Dec 31 14:00:47 raspberrypi systemd[1]: Starting /etc/rc.local Compatibility... Dec 31 14:00:47 raspberrypi systemd[1]: Started /etc/rc.local Compatibility.

tmack8001 commented 2 years ago

By "crash" what do you mean? Simply it was working before and then started 502ing? That rc.local log doesn't have anything is rc.local where you have the process name for picobrew_pico setup (this is the process we use in the RaspberryPi image provided, but I know you are a custom setup...)? Did you access the webserver at all?

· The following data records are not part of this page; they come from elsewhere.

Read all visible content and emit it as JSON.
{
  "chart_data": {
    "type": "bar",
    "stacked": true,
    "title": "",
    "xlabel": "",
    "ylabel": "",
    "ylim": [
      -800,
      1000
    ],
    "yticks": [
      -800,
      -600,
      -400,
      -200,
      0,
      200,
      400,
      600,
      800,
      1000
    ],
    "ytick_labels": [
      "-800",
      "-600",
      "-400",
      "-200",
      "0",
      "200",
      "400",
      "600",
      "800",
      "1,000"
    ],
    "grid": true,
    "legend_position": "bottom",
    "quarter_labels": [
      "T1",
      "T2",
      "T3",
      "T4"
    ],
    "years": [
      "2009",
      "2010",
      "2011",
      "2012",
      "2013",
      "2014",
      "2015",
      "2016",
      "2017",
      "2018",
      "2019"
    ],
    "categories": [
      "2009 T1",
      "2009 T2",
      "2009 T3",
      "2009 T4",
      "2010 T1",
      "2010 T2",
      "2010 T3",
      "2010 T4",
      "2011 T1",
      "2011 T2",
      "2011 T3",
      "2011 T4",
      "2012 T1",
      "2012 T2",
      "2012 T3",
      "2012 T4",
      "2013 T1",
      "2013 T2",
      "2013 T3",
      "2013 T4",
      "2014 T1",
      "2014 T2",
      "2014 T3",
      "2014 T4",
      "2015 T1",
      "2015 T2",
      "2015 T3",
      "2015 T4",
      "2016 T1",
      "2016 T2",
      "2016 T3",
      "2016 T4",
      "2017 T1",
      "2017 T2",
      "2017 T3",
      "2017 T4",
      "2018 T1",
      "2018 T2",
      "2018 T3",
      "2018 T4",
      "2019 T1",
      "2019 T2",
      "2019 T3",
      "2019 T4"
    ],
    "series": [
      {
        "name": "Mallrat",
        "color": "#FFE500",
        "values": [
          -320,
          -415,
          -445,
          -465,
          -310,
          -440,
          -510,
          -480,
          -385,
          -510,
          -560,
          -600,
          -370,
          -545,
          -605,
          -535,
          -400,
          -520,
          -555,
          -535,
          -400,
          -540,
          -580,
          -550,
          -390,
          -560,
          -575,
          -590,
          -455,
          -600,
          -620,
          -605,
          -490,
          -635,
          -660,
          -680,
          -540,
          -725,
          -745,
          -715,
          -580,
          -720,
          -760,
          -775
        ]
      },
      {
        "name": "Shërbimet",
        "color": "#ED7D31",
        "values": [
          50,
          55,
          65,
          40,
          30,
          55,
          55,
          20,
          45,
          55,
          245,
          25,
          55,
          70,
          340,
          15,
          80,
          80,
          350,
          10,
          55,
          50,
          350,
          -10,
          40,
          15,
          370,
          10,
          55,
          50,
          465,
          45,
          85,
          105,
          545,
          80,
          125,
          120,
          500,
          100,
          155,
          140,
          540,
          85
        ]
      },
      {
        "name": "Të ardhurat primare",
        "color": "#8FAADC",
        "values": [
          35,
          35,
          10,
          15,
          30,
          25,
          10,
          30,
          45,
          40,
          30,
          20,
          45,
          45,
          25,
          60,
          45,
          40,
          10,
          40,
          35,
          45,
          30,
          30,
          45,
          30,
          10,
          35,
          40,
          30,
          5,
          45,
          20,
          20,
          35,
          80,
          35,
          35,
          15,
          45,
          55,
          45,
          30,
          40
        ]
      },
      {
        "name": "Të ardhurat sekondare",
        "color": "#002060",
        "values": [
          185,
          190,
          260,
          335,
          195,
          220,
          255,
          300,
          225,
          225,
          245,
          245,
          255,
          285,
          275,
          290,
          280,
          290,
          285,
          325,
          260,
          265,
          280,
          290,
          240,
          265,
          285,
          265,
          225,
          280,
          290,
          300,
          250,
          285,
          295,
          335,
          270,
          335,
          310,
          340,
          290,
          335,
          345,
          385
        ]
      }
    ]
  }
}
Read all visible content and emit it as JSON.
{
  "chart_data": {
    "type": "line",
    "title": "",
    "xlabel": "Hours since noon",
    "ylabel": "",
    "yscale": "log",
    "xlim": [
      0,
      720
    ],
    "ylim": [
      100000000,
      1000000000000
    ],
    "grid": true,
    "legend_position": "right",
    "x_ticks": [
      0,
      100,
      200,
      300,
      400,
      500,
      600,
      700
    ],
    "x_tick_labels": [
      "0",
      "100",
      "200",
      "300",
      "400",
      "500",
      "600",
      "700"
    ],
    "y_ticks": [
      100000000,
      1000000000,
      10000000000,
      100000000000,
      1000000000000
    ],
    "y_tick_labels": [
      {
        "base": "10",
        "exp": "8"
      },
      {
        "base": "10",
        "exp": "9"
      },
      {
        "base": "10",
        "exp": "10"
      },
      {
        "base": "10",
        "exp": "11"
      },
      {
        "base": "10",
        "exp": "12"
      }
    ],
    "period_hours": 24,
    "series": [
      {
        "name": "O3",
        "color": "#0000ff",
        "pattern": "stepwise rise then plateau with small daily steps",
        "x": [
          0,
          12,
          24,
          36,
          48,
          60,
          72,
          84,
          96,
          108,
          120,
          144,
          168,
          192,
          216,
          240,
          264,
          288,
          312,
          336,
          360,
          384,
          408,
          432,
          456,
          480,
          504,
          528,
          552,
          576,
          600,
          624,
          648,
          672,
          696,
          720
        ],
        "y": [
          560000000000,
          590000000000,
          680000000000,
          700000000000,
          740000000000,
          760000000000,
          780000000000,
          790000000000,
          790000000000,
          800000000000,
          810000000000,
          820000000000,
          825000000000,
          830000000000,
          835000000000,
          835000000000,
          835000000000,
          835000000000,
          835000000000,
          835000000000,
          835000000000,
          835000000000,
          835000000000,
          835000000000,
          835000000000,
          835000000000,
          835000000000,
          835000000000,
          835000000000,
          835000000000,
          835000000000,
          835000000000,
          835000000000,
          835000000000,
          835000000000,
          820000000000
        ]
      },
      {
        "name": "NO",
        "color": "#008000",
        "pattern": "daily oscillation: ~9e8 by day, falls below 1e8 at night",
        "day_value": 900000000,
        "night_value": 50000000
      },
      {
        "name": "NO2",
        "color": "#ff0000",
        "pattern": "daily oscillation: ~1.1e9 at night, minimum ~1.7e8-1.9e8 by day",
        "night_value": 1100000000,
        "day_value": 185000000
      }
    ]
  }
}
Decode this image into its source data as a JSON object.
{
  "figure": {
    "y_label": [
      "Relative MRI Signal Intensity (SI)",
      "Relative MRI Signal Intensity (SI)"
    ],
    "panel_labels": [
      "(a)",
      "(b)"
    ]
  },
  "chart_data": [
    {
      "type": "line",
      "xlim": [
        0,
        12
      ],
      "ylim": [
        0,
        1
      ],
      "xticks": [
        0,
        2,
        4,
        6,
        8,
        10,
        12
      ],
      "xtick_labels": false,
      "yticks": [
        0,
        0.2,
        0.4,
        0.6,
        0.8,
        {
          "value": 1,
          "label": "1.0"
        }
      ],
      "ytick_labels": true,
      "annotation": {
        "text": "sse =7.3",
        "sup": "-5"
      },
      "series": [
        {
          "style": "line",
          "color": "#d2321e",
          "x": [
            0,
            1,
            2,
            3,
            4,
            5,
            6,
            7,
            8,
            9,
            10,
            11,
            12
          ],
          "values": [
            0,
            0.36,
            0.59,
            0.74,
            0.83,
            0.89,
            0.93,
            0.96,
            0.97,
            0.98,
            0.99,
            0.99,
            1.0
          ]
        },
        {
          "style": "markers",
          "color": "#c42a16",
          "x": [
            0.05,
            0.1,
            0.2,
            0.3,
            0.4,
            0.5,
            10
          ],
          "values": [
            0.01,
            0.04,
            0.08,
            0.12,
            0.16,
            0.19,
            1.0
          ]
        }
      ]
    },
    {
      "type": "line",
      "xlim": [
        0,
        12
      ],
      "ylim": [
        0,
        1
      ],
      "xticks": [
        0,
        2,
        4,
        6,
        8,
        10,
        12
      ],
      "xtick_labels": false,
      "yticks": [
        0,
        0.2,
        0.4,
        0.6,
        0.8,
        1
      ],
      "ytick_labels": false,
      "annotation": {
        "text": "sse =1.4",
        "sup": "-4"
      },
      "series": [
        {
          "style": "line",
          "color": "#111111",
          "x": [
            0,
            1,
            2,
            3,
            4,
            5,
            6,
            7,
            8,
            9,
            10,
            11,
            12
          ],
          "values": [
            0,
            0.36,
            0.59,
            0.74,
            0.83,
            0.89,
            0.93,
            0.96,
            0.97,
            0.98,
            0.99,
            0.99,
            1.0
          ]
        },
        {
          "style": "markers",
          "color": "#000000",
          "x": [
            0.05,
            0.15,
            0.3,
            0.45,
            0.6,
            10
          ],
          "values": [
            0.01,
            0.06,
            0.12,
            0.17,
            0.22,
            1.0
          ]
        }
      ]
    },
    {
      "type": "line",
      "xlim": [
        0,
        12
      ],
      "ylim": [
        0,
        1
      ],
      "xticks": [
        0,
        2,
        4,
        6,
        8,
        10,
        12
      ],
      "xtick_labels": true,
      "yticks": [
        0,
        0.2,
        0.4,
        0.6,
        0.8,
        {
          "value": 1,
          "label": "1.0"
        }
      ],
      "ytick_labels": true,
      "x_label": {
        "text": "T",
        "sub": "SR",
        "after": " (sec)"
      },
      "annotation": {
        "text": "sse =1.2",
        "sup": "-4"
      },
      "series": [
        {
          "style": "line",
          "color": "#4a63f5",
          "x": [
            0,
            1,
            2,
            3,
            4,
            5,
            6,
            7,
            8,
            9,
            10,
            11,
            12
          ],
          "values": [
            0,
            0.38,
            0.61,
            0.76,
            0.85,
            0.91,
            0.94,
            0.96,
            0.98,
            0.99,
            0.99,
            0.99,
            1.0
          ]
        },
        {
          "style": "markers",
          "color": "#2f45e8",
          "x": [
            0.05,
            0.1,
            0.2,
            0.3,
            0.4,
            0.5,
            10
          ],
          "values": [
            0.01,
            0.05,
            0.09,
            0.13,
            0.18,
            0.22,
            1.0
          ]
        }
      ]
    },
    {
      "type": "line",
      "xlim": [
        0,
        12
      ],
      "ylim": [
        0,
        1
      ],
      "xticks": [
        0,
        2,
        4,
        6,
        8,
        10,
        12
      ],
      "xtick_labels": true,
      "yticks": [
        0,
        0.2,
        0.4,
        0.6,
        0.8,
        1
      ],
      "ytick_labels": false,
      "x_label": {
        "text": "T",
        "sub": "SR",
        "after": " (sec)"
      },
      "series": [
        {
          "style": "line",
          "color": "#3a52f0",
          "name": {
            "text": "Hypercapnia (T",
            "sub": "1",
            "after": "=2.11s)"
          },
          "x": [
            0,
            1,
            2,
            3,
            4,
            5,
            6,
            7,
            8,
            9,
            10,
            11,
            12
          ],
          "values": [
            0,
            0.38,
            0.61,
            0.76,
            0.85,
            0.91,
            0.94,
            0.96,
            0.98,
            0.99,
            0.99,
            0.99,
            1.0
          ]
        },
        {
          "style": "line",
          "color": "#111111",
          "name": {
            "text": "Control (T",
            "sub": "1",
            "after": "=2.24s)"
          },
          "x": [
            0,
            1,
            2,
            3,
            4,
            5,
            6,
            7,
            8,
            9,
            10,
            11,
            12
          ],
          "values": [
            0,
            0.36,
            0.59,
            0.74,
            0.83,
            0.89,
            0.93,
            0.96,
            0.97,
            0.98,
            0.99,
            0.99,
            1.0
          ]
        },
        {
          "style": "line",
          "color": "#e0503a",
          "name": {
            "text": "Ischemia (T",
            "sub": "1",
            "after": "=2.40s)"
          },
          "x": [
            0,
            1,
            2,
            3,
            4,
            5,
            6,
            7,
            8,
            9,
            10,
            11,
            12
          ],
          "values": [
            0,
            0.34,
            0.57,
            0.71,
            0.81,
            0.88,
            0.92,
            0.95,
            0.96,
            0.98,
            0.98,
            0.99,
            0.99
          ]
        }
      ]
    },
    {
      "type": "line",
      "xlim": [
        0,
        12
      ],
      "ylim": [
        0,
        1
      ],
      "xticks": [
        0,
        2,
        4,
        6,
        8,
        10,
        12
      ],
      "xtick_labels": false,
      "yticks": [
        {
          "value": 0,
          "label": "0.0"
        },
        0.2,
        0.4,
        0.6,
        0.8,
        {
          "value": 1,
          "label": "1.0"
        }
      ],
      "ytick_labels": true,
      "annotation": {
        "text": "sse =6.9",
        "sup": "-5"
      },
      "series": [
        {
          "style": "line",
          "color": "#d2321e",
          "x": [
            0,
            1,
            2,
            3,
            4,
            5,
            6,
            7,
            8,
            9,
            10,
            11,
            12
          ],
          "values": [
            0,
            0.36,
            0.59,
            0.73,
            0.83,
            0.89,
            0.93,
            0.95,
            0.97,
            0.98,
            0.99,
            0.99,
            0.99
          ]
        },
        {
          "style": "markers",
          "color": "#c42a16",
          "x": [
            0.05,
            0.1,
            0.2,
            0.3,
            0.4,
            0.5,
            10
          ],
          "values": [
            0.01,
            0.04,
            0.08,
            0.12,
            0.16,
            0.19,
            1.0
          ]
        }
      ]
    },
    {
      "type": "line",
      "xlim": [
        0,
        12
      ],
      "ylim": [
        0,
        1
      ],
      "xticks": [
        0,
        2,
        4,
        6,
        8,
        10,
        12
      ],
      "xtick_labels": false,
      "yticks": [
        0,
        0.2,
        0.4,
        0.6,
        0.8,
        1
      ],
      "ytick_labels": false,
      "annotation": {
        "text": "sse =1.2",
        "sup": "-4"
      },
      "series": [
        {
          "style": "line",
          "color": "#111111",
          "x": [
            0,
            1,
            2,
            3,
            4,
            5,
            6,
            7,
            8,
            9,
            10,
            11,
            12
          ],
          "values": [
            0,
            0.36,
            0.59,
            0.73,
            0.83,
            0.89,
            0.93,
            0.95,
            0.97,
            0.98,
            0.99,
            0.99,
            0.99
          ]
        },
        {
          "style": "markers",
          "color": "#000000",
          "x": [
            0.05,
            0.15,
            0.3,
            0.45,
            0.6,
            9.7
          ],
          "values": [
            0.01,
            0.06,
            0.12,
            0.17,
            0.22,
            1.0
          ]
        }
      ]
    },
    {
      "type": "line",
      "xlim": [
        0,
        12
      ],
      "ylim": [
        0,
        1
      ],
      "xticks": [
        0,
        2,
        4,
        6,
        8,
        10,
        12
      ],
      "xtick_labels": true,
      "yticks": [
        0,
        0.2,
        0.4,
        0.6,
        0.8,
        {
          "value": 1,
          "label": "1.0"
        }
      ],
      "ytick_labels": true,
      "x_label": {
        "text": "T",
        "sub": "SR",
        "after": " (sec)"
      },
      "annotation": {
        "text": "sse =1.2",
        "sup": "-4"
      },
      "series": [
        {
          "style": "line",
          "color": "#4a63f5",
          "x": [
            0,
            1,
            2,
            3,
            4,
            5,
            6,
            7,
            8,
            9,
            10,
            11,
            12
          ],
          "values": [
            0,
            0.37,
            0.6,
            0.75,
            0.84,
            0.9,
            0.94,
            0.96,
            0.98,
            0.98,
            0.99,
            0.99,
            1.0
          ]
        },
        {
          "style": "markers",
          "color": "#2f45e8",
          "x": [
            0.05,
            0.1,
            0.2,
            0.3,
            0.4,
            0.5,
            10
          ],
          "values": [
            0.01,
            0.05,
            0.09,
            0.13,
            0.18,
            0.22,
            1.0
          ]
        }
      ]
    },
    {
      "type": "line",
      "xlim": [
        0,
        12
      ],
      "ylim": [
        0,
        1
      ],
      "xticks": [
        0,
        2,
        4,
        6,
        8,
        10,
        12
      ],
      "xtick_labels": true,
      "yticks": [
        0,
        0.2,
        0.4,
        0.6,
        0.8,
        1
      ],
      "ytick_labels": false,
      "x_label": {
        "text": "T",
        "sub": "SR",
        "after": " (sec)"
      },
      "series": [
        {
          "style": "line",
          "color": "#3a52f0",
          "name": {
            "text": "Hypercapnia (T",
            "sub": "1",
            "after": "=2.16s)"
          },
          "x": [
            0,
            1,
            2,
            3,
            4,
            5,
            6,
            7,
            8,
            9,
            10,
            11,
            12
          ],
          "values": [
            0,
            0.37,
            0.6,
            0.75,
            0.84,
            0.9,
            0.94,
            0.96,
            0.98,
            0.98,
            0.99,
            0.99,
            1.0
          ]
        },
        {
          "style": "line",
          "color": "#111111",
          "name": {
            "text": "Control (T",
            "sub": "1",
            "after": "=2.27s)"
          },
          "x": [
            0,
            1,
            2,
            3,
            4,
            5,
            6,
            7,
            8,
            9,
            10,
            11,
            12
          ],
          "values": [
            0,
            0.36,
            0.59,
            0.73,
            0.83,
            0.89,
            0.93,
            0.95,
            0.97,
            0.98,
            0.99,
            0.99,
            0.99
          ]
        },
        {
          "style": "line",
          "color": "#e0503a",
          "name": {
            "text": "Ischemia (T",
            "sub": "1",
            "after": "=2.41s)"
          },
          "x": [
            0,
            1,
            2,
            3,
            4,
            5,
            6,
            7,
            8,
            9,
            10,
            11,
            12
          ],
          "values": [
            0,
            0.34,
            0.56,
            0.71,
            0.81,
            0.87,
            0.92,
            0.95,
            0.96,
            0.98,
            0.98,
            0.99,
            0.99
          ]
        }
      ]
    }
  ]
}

BuckoWA commented 2 years ago

Sorry - l need to be clearer. I’ve got a dedicated router doing dnsmasq and I’m just running the code from the pi’s command line - python3 server.py 0.0.0.0 8080

When I get the 502, the python process has ended. Confirmed that using ps. I recently generated the SSL certificate and added symbolic link to the picobrew.com.conf to nginx whereas previously I was just running on port 80 (just python3 server.py). Thanks.

tmack8001 commented 2 years ago

What do you get as the python output when you experience the 502? After the 502 the server isn't running anymore?

tmack8001 commented 2 years ago

Here is the rc.local that the built raspberrypi image uses if interested to compare python startup differences.

https://github.com/chiefwigms/picobrew_pico/blob/master/scripts/pi/00-run-chroot.sh#L296-L324

tmack8001 commented 2 years ago

If one starts python via python3 server.py <interface> <port> & (& means in the background). This is like how we do in the rc.local service included in the pre-built RaspberryPi image. This service gets auto restarted by the Raspbian OS upon fatal failures and such.

Anyways if you start the python server via python/python3 there is not a timeout within the Python code. So any timeout is occurring at the Nginx layer. Whereas if you were to say use gunicorn to manage the python threads/workers that are running and answering requests there would be a default timeout of 30s at the python layer which could be getting in the way. The default timeouts within nginx are 60s (and not customized in our scripts) so you could try adding this to bump those timeout values up higher to see if that resolves the issues:

// proxy_connect_timeout 60; // this is the time to establish a connection, not the problem here... ignore
proxy_send_timeout 605;
proxy_read_timeout 605;

There could be a case where too much data is being attempted to be sent to the frontend (# of simultaneous graphs / # of active devices). I found this to be the case with the archive view which loaded ALL data for ALL sessions ALL the time... when most of the time the user only cares about a recently run session... so switched to max of 10 loaded at a time (but depending on how long one fermentation or brew session was and how much data was contained within it even just one could overwhelm the system enough to drag performance to a halt... I have some ideas there to reduce the overall size of a session log, but haven't done anything with that idea yet).

Anyways if size of the response is an issue try changing the buffer size for nginx (default 1024m).

proxy_max_temp_file_size: 4096m // keep in mind the amount of available memory you have on your specific Pi setup
BuckoWA commented 2 years ago

Thanks. I'll give it a shot and let you know results. Appreciate the support!

tmack8001 commented 2 years ago

@BuckoWA any update here?

BuckoWA commented 2 years ago

@tmack8001 Thanks for the ping.

I tried the following within the nginx conf file: proxy_send_timeout 600s; proxy_read_timeout 600s; proxy_connect_timeout 75s;

On my latest brew sessions, it ran smoothly during the brew session on two brews, but had an issue during fermentation running two Picoferms and two iSpindels. Checking the logs shows this error: connect() failed (111: Connection refused) while connecting to upstream

I did not try increasing the nginx buffer size but will try that next. Looking back on some old error logs I do see some "worker process exited on signal 9" errors which I believe is memory.? I did update my rc.local to be similar to the chroot.sh script but forgot to systemctl the output after it failed.